CO2 laser CVD of a-Si:H:: in situ gas analysis and model calculations

The gas phase chemistry of monosilane SiH4 and disilane Si2H6 induced by continuous wave CO2 laser irradiation has been investigated under the conditions of chemical vapor deposition (CVD) of amorphous hydrogenated silicon a-Si:H. At the very position of depositing the thin film the stationary chemical composition of the processing gas is probed in situ by an effusive molecular beam which passes through a differential pumping stage into a quadrupole mass spectrometer (QMS).
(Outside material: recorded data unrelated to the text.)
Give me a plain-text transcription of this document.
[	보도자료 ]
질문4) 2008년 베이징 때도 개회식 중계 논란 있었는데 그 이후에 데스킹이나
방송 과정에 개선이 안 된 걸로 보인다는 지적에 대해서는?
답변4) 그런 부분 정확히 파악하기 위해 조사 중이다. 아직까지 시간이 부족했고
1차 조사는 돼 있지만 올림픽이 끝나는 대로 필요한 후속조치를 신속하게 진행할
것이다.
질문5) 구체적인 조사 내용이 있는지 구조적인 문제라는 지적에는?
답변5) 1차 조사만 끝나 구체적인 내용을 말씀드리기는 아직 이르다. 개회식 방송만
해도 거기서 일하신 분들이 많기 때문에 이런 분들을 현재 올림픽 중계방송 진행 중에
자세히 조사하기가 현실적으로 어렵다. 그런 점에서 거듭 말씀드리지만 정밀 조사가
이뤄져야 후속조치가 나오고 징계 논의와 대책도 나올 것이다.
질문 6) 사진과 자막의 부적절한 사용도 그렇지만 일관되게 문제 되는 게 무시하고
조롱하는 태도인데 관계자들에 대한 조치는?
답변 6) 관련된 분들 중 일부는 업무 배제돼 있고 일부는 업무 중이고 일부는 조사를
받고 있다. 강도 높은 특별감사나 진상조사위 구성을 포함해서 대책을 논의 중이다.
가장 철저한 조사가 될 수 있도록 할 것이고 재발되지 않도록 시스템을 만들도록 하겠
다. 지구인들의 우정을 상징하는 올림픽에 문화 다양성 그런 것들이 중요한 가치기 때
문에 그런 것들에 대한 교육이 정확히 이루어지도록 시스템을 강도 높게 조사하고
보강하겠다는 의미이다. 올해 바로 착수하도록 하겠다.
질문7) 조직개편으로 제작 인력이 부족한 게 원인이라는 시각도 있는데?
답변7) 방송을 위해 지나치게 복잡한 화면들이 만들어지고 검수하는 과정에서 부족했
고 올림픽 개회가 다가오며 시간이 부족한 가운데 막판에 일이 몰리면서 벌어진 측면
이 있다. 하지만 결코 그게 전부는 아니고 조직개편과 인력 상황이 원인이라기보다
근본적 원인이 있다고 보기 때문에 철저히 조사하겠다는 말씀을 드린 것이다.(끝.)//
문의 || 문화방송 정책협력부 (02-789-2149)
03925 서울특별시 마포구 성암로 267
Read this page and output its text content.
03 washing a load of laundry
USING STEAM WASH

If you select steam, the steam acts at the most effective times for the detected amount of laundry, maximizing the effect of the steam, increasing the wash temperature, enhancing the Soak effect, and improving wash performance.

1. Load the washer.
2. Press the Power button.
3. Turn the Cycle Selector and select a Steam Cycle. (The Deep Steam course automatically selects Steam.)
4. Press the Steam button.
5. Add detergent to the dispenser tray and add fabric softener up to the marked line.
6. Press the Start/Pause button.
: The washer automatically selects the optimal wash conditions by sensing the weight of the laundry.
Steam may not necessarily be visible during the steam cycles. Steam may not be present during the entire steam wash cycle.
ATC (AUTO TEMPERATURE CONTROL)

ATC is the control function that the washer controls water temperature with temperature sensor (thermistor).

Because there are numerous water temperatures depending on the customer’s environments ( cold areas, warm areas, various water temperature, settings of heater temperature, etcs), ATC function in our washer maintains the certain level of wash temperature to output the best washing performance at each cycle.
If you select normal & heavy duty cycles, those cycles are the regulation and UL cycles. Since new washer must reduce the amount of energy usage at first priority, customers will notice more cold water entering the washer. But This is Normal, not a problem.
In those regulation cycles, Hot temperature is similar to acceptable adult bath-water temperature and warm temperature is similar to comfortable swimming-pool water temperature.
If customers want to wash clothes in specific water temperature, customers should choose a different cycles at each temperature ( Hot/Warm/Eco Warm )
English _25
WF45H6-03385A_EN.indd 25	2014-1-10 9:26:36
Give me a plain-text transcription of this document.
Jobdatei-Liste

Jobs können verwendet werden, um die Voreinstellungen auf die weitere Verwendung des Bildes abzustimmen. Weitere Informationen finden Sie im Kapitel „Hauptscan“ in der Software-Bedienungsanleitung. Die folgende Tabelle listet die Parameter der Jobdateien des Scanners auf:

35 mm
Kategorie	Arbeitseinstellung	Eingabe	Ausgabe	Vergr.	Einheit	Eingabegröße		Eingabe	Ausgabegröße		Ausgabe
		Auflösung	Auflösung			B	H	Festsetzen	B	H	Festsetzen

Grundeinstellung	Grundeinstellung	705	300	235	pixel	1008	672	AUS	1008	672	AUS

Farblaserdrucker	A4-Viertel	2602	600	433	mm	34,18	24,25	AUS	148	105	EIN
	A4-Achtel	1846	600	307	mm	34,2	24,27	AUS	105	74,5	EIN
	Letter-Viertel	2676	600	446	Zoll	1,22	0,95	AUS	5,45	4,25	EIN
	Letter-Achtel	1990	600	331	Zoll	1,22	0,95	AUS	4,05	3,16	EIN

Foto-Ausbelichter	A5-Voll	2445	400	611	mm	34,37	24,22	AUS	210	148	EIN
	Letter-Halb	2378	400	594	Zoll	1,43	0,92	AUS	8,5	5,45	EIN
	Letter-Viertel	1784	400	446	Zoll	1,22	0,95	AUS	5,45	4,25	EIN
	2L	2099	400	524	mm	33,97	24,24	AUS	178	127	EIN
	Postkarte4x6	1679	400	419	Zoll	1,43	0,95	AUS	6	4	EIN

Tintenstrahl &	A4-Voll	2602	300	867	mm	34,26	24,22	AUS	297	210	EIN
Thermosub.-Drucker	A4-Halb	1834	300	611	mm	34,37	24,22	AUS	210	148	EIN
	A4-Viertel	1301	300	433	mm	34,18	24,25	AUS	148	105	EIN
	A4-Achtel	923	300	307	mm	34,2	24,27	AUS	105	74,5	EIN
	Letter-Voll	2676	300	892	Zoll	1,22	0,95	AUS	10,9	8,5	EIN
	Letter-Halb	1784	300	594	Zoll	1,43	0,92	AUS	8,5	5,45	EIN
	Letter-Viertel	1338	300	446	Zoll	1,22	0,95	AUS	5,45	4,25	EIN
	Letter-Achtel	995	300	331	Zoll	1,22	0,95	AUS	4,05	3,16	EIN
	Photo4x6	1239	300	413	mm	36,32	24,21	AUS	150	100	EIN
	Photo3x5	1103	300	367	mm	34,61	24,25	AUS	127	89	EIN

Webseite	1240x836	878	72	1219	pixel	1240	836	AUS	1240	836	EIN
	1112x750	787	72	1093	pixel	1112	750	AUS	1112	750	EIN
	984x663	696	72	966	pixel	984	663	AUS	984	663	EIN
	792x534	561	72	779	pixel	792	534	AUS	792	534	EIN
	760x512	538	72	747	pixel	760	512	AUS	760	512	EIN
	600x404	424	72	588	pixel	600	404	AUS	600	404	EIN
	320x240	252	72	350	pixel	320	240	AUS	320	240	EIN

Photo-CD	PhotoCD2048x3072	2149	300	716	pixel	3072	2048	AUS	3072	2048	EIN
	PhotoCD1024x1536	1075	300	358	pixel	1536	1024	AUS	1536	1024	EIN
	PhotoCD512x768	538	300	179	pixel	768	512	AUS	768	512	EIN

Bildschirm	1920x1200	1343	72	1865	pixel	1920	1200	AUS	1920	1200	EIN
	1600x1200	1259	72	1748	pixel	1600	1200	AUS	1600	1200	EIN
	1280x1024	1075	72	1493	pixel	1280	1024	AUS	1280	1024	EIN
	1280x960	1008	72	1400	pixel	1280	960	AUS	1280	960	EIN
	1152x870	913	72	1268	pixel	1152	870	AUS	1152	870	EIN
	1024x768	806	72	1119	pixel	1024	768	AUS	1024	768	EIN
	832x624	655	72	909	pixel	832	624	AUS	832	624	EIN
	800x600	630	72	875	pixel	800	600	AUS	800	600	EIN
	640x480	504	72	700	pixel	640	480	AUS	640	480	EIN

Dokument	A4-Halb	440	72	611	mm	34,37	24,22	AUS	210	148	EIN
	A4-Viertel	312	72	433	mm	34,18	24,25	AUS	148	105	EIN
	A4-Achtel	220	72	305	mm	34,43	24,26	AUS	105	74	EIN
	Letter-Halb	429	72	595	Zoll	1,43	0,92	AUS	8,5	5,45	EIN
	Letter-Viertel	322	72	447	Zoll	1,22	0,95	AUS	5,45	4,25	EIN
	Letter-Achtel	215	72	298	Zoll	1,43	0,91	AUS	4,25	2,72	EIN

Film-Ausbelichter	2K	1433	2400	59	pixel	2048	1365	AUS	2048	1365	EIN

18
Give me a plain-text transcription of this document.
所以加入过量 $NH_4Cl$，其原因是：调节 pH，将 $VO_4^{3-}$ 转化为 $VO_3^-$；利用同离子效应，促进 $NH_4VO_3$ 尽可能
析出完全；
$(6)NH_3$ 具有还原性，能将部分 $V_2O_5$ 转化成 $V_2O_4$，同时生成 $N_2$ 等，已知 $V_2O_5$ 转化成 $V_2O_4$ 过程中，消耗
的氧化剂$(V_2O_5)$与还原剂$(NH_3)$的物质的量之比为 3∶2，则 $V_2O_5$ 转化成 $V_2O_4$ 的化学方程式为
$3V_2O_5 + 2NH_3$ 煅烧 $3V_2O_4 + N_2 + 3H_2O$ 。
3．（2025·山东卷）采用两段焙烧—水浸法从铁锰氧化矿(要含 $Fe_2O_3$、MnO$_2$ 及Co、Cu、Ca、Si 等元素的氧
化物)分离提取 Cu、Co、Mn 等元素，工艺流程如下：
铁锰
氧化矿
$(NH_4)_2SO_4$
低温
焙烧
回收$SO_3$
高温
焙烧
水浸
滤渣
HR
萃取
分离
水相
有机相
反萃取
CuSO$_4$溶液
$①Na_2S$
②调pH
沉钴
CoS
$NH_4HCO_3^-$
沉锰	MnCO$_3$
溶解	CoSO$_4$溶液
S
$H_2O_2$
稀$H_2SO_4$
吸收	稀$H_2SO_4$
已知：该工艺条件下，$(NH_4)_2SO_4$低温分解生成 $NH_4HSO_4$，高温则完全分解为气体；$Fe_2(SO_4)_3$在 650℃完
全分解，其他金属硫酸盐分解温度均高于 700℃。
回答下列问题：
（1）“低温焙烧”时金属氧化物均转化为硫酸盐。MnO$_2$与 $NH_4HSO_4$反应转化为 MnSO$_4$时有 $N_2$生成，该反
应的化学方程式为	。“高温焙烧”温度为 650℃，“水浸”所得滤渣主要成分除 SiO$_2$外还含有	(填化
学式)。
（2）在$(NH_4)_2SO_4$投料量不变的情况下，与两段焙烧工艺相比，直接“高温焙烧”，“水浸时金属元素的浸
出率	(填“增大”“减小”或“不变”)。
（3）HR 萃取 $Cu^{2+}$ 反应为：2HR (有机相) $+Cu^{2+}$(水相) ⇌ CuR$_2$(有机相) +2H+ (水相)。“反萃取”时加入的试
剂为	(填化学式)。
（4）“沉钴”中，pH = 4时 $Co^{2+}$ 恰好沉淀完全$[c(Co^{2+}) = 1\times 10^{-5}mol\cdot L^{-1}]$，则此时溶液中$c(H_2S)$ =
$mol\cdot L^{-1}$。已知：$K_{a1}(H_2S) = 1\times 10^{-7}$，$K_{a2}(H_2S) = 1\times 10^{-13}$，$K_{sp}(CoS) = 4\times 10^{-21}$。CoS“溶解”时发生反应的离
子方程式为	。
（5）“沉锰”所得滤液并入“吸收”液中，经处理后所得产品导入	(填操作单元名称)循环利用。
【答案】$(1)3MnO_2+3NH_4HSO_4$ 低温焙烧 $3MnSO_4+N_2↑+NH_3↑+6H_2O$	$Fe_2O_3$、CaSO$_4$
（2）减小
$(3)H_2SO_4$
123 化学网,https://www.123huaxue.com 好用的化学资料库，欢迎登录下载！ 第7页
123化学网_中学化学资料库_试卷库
With SiH4 as educt and SF6 as a sensitizer, SiH4 and Si2H6 are found in the processing gas while Si3H8 or higher silanes are lacking. Si2H6 and SF6 lead to SiH4, Si2H6, and Si3H8, but higher silanes are missing. The experimentally determined composition of the processing gas is semiquantitatively reproduced by model calculations based on the assumption of stationary local equilibrium conditions and applying thermodynamic and spectroscopic data (molecular statistics). The mass balance of the processing gas entering and leaving the CVD chamber states an atomic ratio Si:H of 1:2 for the gas phase species forming the solid deposit on the reactor walls. This finding together with theoretical considerations indicates the intermediate Si2H4 to be the dominating gas phase species forming the a-Si:H thin films.